In Texas, non-compete agreements that arise from the sale of a business are relatively more enforceable than those that are contained in an employment agreement. For example, Texas courts have held that covenants not to compete may be significantly broader in scope if they arise from the sale of a business. However, as a recent case demonstrates, from the buyer’s point of view, getting an enforceable non-compete agreement can sometimes be more difficult than it appears.
In the case, two men, Sledge and Armour, purchased some oil drilling rigs from a West Texas oil company (Bandera Drilling). The purchase price was approximately $34 million.
The purchase agreement was signed by the buyers, Bandera Drilling, and Bandera Drilling’s individual owner (Brazzel). The agreement contained a covenant not to compete which prohibited both Bandera Drilling and Brazzel from competing with the buyers for five years.
After the agreement was signed, Bandera Drilling’s employees were introduced to Sledge and Armour as the new owners. Bandera Drilling’s rig hands went to work for Sledge and Armour, and Bandera Drilling transferred some of those employees’ employment files to Sledge and Armour so that the employees could have health insurance. Moreover, Bandera Drilling’s salesman introduced Sledge and Armour to Bandera Drilling’s customers.
Shortly thereafter, Brazzel began competing with Sledge and Armour in West Texas. Sledge and Armour filed suit to enforce the non-compete agreement. The trial court enforced the non-compete agreement (after reforming its geographic scope), but the court of appeals reversed.
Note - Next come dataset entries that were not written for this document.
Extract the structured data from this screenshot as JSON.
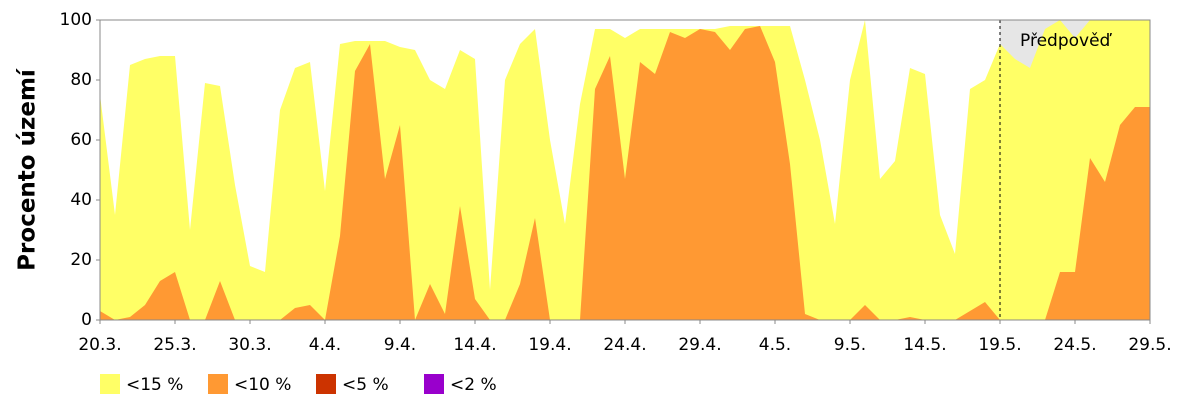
{
  "chart_data": {
    "type": "area",
    "ylabel": "Procento území",
    "annotation": "Předpověď",
    "forecast_start": "19.5.",
    "forecast_color": "#e6e6e6",
    "categories": [
      "20.3.",
      null,
      null,
      null,
      null,
      "25.3.",
      null,
      null,
      null,
      null,
      "30.3.",
      null,
      null,
      null,
      null,
      "4.4.",
      null,
      null,
      null,
      null,
      "9.4.",
      null,
      null,
      null,
      null,
      "14.4.",
      null,
      null,
      null,
      null,
      "19.4.",
      null,
      null,
      null,
      null,
      "24.4.",
      null,
      null,
      null,
      null,
      "29.4.",
      null,
      null,
      null,
      null,
      "4.5.",
      null,
      null,
      null,
      null,
      "9.5.",
      null,
      null,
      null,
      null,
      "14.5.",
      null,
      null,
      null,
      null,
      "19.5.",
      null,
      null,
      null,
      null,
      "24.5.",
      null,
      null,
      null,
      null,
      "29.5."
    ],
    "series": [
      {
        "name": "<15 %",
        "color": "#ffff66",
        "values": [
          75,
          35,
          85,
          87,
          88,
          88,
          30,
          79,
          78,
          45,
          18,
          16,
          70,
          84,
          86,
          43,
          92,
          93,
          93,
          93,
          91,
          90,
          80,
          77,
          90,
          87,
          10,
          80,
          92,
          97,
          60,
          32,
          72,
          97,
          97,
          94,
          97,
          97,
          97,
          97,
          97,
          97,
          98,
          98,
          98,
          98,
          98,
          80,
          60,
          32,
          80,
          100,
          47,
          53,
          84,
          82,
          35,
          22,
          77,
          80,
          92,
          87,
          84,
          97,
          100,
          94,
          100,
          100,
          100,
          100,
          100
        ]
      },
      {
        "name": "<10 %",
        "color": "#ff9933",
        "values": [
          3,
          0,
          1,
          5,
          13,
          16,
          0,
          0,
          13,
          0,
          0,
          0,
          0,
          4,
          5,
          0,
          28,
          83,
          92,
          47,
          65,
          0,
          12,
          2,
          38,
          7,
          0,
          0,
          12,
          34,
          0,
          0,
          0,
          77,
          88,
          47,
          86,
          82,
          96,
          94,
          97,
          96,
          90,
          97,
          98,
          86,
          52,
          2,
          0,
          0,
          0,
          5,
          0,
          0,
          1,
          0,
          0,
          0,
          3,
          6,
          0,
          0,
          0,
          0,
          16,
          16,
          54,
          46,
          65,
          71,
          71
        ]
      },
      {
        "name": "<5 %",
        "color": "#cc3300",
        "values": [
          0,
          0,
          0,
          0,
          0,
          0,
          0,
          0,
          0,
          0,
          0,
          0,
          0,
          0,
          0,
          0,
          0,
          0,
          0,
          0,
          0,
          0,
          0,
          0,
          0,
          0,
          0,
          0,
          0,
          0,
          0,
          0,
          0,
          0,
          0,
          0,
          0,
          0,
          0,
          0,
          0,
          0,
          0,
          0,
          0,
          0,
          0,
          0,
          0,
          0,
          0,
          0,
          0,
          0,
          0,
          0,
          0,
          0,
          0,
          0,
          0,
          0,
          0,
          0,
          0,
          0,
          0,
          0,
          0,
          0,
          0
        ]
      },
      {
        "name": "<2 %",
        "color": "#9900cc",
        "values": [
          0,
          0,
          0,
          0,
          0,
          0,
          0,
          0,
          0,
          0,
          0,
          0,
          0,
          0,
          0,
          0,
          0,
          0,
          0,
          0,
          0,
          0,
          0,
          0,
          0,
          0,
          0,
          0,
          0,
          0,
          0,
          0,
          0,
          0,
          0,
          0,
          0,
          0,
          0,
          0,
          0,
          0,
          0,
          0,
          0,
          0,
          0,
          0,
          0,
          0,
          0,
          0,
          0,
          0,
          0,
          0,
          0,
          0,
          0,
          0,
          0,
          0,
          0,
          0,
          0,
          0,
          0,
          0,
          0,
          0,
          0
        ]
      }
    ],
    "ylim": [
      0,
      100
    ],
    "yticks": [
      0,
      20,
      40,
      60,
      80,
      100
    ],
    "grid": false
  }
}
On appeal, Brazzel characterized the transaction as a simple of purchase of assets (“the naked purchase of rigs and equipment”). Brazeel contended that because Sledge and Armour only purchased assets—oil rigs—and not goodwill, the non-compete agreement was not supported by adequate consideration.
In assessing the enforceability of the non-compete agreement, the court believed it significant that, after the purchase agreement was signed by the parties, Bandera Drilling (a) introduced Sledge and Armour to its employees as the new owners, (b) gave Sledge and Armour information from the employees’ personnel files; and (c) introduced Sledge and Armour to Bandera Drilling’s customers. As the court noted, “These [customer] introductions undercut Bandera Drilling’s future competitiveness in West Texas because they encouraged customers to transition to another drilling company.” These factors could lead to the conclusion that Sledge and Armour purchased not just oil rigs, but the business as a whole, including the goodwill. Purchase of the goodwill would justify a promise not to compete.
After listing these factors, though, the court concluded that the non-compete covenant was unenforceable. The court based its decision on the following:
Even though Bandera Drilling did introduce its customers to Sledge and Armour, it was not contractually obligated to do so. It was also not contractually obligated to facilitate the transition of its employees to Sledge Drilling. Because the contract did not obligate Bandera Drilling to take such actions, the contract could not be said to have involved the purchase by Sledge and Armour of Bandera Drilling’s goodwill. Rather, the contract merely involved a sale of assets—oil rigs—and such sale could not justify a non-compete agreement.
The takeaway from this case is that if a buyer wants to have an enforceable non-compete agreement, it needs to purchase the seller’s goodwill, not just his assets. If I start a restaurant and buy some used tables and bar stools from a competitor, that will not justify a promise by my competitor not to compete. However, if I buy his entire business, including the goodwill that he has established in the community over several years, that will justify a covenant not to compete. In this case, the buyers just bought assets, not goodwill, and thus did not have an enforceable non-compete agreement.